Direktur Pemantauan dan Pengawasan Wilayah II BGN, Brigjen TNI Albertus Dony, menjelaskan bahwa mitra pengelola SPPG terbukti melanggar ketentuan dalam Surat Keputusan Kepala BGN Nomor 63 Tahun 2025 tentang Perubahan Kedua atas Petunjuk Teknis Penyelenggaraan Bantuan Pemerintah Program Makan Bergizi Gratis Tahun Anggaran 2025.
Menurut Dony, BGN memiliki standar operasional prosedur (SOP) yang wajib dipatuhi seluruh mitra. Salah satunya, dapur SPPG tidak boleh berdekatan dengan tempat pembuangan akhir maupun kandang ternak.

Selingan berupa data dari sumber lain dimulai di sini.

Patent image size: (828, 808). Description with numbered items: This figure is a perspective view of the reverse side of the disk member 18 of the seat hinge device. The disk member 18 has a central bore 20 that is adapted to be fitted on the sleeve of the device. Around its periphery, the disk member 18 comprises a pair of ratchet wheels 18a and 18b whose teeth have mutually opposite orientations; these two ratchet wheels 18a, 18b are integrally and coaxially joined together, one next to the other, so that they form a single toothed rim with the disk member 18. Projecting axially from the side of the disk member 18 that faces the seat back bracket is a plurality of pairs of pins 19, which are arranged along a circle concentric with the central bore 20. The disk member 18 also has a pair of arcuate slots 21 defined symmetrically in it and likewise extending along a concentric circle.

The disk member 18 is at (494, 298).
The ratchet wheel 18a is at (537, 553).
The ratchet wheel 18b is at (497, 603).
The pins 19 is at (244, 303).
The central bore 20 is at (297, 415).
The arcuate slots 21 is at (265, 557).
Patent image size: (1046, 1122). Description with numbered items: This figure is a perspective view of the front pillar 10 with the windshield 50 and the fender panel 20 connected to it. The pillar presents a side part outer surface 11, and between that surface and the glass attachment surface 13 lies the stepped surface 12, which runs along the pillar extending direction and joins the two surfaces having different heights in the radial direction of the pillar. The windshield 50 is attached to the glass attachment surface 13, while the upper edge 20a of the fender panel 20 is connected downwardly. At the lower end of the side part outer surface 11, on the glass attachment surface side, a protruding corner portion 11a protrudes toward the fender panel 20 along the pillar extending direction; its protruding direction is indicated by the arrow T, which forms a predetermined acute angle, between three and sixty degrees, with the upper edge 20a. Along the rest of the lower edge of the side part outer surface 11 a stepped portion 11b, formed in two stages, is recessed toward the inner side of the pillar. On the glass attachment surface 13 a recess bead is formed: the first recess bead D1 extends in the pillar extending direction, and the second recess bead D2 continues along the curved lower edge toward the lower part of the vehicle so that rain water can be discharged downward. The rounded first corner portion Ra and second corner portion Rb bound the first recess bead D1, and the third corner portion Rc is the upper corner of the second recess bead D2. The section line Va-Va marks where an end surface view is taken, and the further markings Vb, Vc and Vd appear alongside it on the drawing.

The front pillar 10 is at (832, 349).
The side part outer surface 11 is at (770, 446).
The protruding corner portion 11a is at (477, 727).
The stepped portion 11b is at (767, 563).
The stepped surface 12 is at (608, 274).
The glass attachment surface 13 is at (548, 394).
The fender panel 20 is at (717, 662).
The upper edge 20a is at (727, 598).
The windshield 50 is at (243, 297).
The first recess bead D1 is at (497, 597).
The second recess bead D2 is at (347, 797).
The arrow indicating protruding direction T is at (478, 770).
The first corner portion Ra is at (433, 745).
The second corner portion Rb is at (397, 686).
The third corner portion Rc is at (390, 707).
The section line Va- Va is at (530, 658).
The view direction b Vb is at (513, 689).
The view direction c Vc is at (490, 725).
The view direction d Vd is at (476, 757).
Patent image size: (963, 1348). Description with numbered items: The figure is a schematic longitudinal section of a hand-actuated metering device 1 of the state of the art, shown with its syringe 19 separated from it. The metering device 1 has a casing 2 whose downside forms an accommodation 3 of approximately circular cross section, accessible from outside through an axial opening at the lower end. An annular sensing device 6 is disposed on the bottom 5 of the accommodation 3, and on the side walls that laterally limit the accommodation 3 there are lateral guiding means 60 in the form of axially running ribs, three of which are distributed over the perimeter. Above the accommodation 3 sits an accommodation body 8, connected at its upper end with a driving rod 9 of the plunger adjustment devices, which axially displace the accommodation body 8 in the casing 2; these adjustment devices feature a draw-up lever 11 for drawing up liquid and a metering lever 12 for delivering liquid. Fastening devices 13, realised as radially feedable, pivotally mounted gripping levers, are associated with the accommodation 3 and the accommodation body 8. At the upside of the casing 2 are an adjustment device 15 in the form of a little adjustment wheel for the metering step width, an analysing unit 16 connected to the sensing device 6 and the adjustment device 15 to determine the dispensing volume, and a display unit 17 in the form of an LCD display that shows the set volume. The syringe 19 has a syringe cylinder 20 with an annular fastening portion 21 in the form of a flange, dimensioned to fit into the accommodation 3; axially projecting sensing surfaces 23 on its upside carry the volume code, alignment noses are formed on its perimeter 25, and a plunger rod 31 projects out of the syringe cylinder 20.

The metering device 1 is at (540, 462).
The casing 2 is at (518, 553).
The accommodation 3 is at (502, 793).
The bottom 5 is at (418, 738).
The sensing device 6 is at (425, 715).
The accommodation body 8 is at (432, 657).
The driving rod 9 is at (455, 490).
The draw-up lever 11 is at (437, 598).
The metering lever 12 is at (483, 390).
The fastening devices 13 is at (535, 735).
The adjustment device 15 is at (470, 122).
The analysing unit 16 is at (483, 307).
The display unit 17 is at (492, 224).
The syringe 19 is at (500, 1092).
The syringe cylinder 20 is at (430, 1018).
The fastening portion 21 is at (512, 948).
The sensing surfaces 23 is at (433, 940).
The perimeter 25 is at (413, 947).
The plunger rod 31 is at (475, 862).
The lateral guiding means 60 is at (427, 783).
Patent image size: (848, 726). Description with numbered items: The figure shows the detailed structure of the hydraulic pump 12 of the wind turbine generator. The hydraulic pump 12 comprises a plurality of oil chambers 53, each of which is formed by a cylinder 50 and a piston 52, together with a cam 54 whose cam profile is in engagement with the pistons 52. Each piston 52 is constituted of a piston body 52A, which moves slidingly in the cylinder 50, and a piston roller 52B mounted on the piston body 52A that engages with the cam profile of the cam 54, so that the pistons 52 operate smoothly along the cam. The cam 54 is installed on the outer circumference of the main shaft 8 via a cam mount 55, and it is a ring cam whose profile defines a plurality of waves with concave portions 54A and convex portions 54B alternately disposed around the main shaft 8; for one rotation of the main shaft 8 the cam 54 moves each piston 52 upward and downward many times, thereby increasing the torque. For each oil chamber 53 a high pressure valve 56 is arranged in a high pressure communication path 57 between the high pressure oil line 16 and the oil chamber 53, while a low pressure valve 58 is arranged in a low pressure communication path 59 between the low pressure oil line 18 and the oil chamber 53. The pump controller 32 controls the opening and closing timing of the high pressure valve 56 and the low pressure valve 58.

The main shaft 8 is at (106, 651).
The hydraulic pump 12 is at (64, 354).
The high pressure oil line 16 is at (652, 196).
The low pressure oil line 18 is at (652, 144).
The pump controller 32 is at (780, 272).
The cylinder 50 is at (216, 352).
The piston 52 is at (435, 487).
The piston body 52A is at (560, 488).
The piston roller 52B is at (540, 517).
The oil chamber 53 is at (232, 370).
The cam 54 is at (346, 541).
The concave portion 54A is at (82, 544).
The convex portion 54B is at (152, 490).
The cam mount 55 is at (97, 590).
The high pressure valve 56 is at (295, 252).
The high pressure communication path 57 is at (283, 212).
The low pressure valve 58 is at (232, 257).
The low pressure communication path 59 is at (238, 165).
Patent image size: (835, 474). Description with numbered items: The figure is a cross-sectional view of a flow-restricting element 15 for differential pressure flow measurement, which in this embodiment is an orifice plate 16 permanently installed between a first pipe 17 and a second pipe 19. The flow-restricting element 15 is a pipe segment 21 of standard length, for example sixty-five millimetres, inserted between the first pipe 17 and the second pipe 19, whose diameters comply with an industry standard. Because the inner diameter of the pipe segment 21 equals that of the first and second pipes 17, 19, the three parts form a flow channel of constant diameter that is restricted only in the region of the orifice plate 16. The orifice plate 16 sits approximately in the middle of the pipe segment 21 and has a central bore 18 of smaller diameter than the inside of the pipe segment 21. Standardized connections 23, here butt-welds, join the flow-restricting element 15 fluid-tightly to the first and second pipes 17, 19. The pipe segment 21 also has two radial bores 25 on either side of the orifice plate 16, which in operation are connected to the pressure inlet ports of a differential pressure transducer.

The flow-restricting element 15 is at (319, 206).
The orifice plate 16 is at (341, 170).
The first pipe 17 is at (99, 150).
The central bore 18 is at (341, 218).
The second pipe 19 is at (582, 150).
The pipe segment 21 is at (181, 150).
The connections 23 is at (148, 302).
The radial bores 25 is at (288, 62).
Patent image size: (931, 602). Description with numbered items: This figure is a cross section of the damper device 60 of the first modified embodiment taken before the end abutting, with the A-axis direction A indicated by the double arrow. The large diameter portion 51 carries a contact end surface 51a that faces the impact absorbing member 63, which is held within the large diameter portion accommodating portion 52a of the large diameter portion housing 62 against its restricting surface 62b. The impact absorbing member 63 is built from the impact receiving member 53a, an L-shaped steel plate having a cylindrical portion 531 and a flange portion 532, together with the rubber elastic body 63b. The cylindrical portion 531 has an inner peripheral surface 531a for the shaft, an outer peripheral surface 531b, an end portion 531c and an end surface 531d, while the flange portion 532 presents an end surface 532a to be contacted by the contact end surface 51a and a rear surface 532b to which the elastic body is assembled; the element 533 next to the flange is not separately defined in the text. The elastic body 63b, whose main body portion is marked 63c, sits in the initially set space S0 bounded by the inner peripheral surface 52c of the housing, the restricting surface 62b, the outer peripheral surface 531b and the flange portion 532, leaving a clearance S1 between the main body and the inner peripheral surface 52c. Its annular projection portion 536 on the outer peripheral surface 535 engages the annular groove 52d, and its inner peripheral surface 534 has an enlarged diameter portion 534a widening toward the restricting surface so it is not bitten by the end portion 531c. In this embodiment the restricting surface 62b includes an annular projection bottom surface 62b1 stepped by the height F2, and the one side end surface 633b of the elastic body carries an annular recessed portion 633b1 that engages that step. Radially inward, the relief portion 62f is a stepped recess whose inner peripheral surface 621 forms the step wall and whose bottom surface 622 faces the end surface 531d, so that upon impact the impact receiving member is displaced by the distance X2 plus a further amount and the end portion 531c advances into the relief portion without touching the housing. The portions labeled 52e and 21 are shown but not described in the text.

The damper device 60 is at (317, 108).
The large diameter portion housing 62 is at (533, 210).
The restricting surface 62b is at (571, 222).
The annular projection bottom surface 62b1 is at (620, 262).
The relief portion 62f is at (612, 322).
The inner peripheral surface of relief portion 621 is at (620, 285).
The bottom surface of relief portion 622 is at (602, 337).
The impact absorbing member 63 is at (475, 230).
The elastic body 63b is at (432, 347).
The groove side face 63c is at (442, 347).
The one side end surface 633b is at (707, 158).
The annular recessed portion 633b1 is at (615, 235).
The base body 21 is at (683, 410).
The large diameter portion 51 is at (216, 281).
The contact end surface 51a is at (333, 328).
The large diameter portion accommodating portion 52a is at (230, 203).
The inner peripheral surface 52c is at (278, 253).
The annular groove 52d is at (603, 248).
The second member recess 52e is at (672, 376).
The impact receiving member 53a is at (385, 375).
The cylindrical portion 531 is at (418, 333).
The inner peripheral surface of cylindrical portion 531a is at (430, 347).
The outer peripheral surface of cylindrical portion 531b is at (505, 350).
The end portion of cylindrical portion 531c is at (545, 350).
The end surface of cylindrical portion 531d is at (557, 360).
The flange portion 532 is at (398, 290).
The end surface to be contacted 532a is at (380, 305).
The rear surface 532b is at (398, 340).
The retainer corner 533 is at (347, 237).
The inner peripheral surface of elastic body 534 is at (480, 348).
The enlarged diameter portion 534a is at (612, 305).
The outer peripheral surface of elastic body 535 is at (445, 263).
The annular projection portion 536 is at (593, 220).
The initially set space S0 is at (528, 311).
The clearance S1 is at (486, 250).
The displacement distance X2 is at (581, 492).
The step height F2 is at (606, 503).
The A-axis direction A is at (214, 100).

"Jadi kesepakatannya tidak ada kompensasi (bagi pemilik kandang babi) pindah lokasi saja (SPPG). Karena ada hal yang dilanggar oleh mitra tersebut, sudah tahu ada kandang ternak masih tetap nekat dibangun SPPG," kata Dony.
Ia mengungkapkan, mitra pengelola diduga melakukan manipulasi saat proses verifikasi awal. Video yang dikirimkan ke pusat tidak menampilkan keberadaan kandang babi yang berdampingan langsung dengan bangunan dapur SPPG. Selama ini, proses verifikasi dilakukan secara daring.